The organization reports that most companies offer boat insurance with liability limits starting at $15,000 with the capability of going up to $300,000. Boat owners may also consider purchasing an umbrella liability policy which will provide additional protection for their boat, home and car.
Brokers and agents can also consider offering coverage for special equipment kept on the boat, including fishing gear. Towing coverage should be included in the policy.
Boat insurance policies can provide physical damage coverage on an actual cash value or an agreed amount value basis. Both types of boat insurance policies offer important coverage, but with significant differences.
Actual cash value policies covers the replacement cost of the boat, minus the depreciation at the time of the loss. If a total loss occurs, used boat pricing guides and other resources are used to determine the approximate market value of the vessel. Partial losses are settled by taking the total cost of the repair less a percentage for depreciation.

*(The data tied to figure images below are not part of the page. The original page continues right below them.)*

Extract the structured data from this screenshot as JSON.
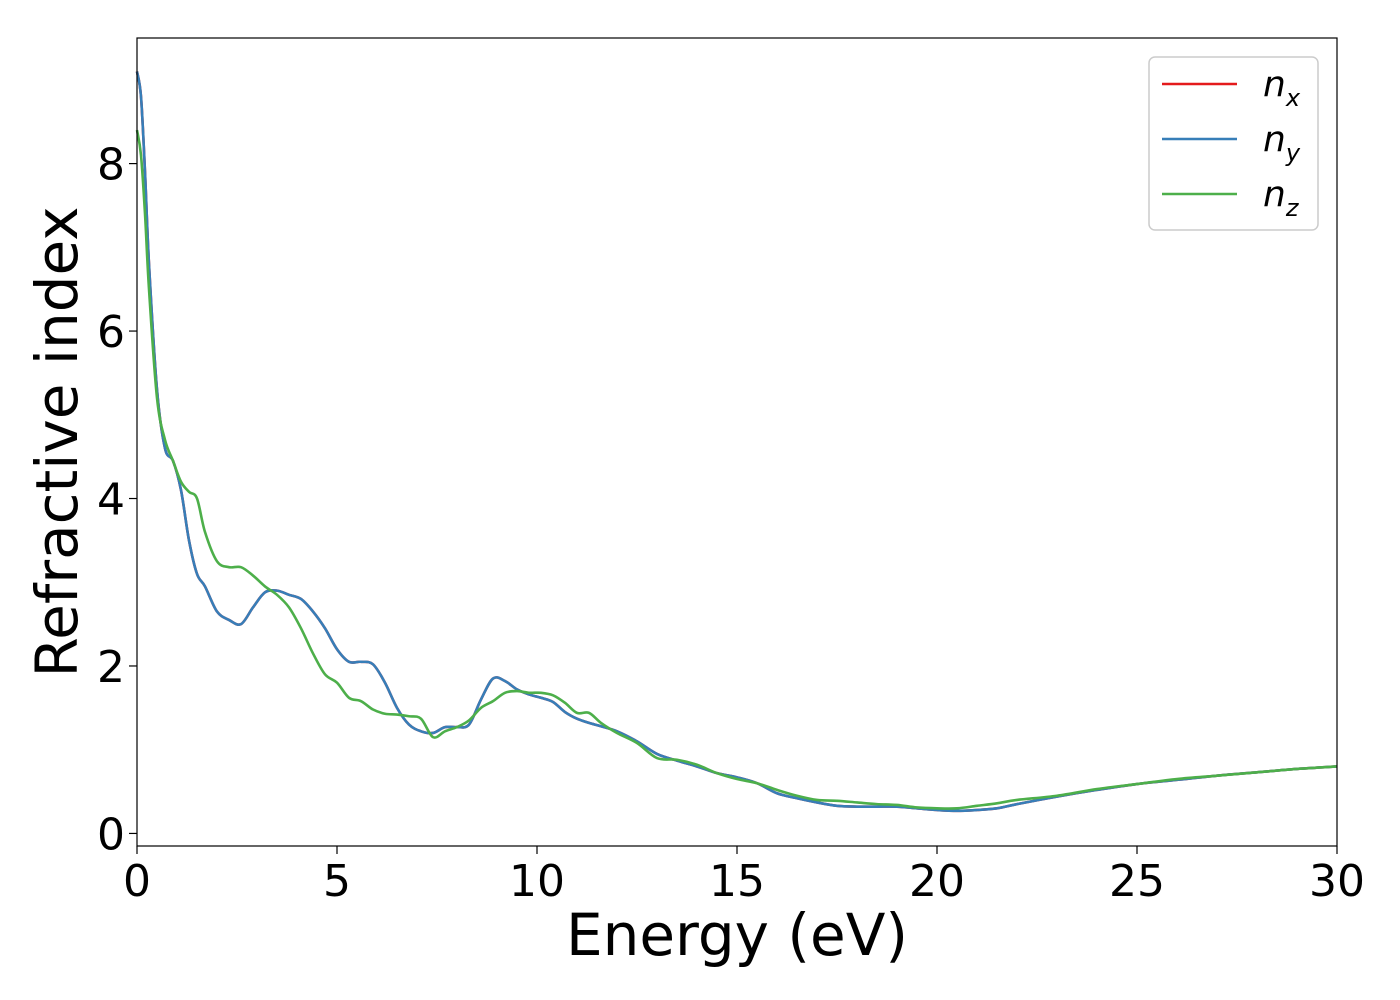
{
  "chart_data": {
    "type": "line",
    "title": "",
    "xlabel": "Energy (eV)",
    "ylabel": "Refractive index",
    "xlim": [
      0,
      30
    ],
    "ylim": [
      -0.15,
      9.5
    ],
    "xticks": [
      0,
      5,
      10,
      15,
      20,
      25,
      30
    ],
    "yticks": [
      0,
      2,
      4,
      6,
      8
    ],
    "grid": false,
    "legend_position": "top-right",
    "x": [
      0,
      0.1,
      0.2,
      0.3,
      0.5,
      0.7,
      0.9,
      1.1,
      1.3,
      1.5,
      1.7,
      2.0,
      2.3,
      2.6,
      2.9,
      3.2,
      3.5,
      3.8,
      4.1,
      4.4,
      4.7,
      5.0,
      5.3,
      5.6,
      5.9,
      6.2,
      6.5,
      6.8,
      7.1,
      7.4,
      7.7,
      8.0,
      8.3,
      8.6,
      8.9,
      9.2,
      9.5,
      9.8,
      10.1,
      10.4,
      10.7,
      11.0,
      11.3,
      11.6,
      12.0,
      12.5,
      13.0,
      13.5,
      14.0,
      14.5,
      15.0,
      15.5,
      16.0,
      16.5,
      17.0,
      17.5,
      18.0,
      18.5,
      19.0,
      19.5,
      20.0,
      20.5,
      21.0,
      21.5,
      22.0,
      23.0,
      24.0,
      25.0,
      26.0,
      27.0,
      28.0,
      29.0,
      30.0
    ],
    "series": [
      {
        "name": "n_x",
        "label_main": "n",
        "label_sub": "x",
        "color": "#e41a1c",
        "values": [
          9.1,
          8.8,
          7.9,
          6.8,
          5.3,
          4.6,
          4.45,
          4.1,
          3.5,
          3.1,
          2.95,
          2.65,
          2.55,
          2.5,
          2.7,
          2.88,
          2.9,
          2.85,
          2.8,
          2.65,
          2.45,
          2.2,
          2.05,
          2.05,
          2.02,
          1.8,
          1.5,
          1.3,
          1.22,
          1.2,
          1.27,
          1.27,
          1.3,
          1.6,
          1.85,
          1.82,
          1.72,
          1.66,
          1.62,
          1.57,
          1.45,
          1.37,
          1.32,
          1.28,
          1.22,
          1.1,
          0.95,
          0.87,
          0.8,
          0.72,
          0.67,
          0.6,
          0.48,
          0.42,
          0.37,
          0.33,
          0.32,
          0.32,
          0.32,
          0.3,
          0.28,
          0.27,
          0.28,
          0.3,
          0.35,
          0.44,
          0.52,
          0.59,
          0.64,
          0.69,
          0.73,
          0.77,
          0.8
        ]
      },
      {
        "name": "n_y",
        "label_main": "n",
        "label_sub": "y",
        "color": "#377eb8",
        "values": [
          9.1,
          8.8,
          7.9,
          6.8,
          5.3,
          4.6,
          4.45,
          4.1,
          3.5,
          3.1,
          2.95,
          2.65,
          2.55,
          2.5,
          2.7,
          2.88,
          2.9,
          2.85,
          2.8,
          2.65,
          2.45,
          2.2,
          2.05,
          2.05,
          2.02,
          1.8,
          1.5,
          1.3,
          1.22,
          1.2,
          1.27,
          1.27,
          1.3,
          1.6,
          1.85,
          1.82,
          1.72,
          1.66,
          1.62,
          1.57,
          1.45,
          1.37,
          1.32,
          1.28,
          1.22,
          1.1,
          0.95,
          0.87,
          0.8,
          0.72,
          0.67,
          0.6,
          0.48,
          0.42,
          0.37,
          0.33,
          0.32,
          0.32,
          0.32,
          0.3,
          0.28,
          0.27,
          0.28,
          0.3,
          0.35,
          0.44,
          0.52,
          0.59,
          0.64,
          0.69,
          0.73,
          0.77,
          0.8
        ]
      },
      {
        "name": "n_z",
        "label_main": "n",
        "label_sub": "z",
        "color": "#4daf4a",
        "values": [
          8.4,
          8.1,
          7.4,
          6.5,
          5.2,
          4.7,
          4.45,
          4.2,
          4.08,
          4.0,
          3.6,
          3.25,
          3.18,
          3.18,
          3.08,
          2.95,
          2.85,
          2.7,
          2.45,
          2.15,
          1.9,
          1.8,
          1.62,
          1.58,
          1.48,
          1.43,
          1.42,
          1.4,
          1.37,
          1.15,
          1.22,
          1.27,
          1.35,
          1.5,
          1.58,
          1.68,
          1.7,
          1.68,
          1.68,
          1.65,
          1.56,
          1.44,
          1.44,
          1.32,
          1.2,
          1.08,
          0.9,
          0.88,
          0.82,
          0.72,
          0.65,
          0.6,
          0.52,
          0.45,
          0.4,
          0.39,
          0.37,
          0.35,
          0.34,
          0.31,
          0.3,
          0.3,
          0.33,
          0.36,
          0.4,
          0.45,
          0.53,
          0.59,
          0.65,
          0.69,
          0.73,
          0.77,
          0.8
        ]
      }
    ]
  }
}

Agreed amount value-based policies mean a boat owner and and an insurer have agreed on the value of your vessel and in the event of a total loss you will be paid that amount. These types of policies also replace old items for new in the event of a partial loss, without any deduction for depreciation.
Some discounts are commonly available for boat policies including:
• Diesel powered craft, which are less hazardous than gasoline powered boats as they are less likely to explode
• Coast Guard approved fire extinguishers
• Ship-to-shore radios
• Two years of claims-free experience
• Multiple policies with the same insurer, such as an auto, homeowners or umbrella policy
• Completion of safety education courses.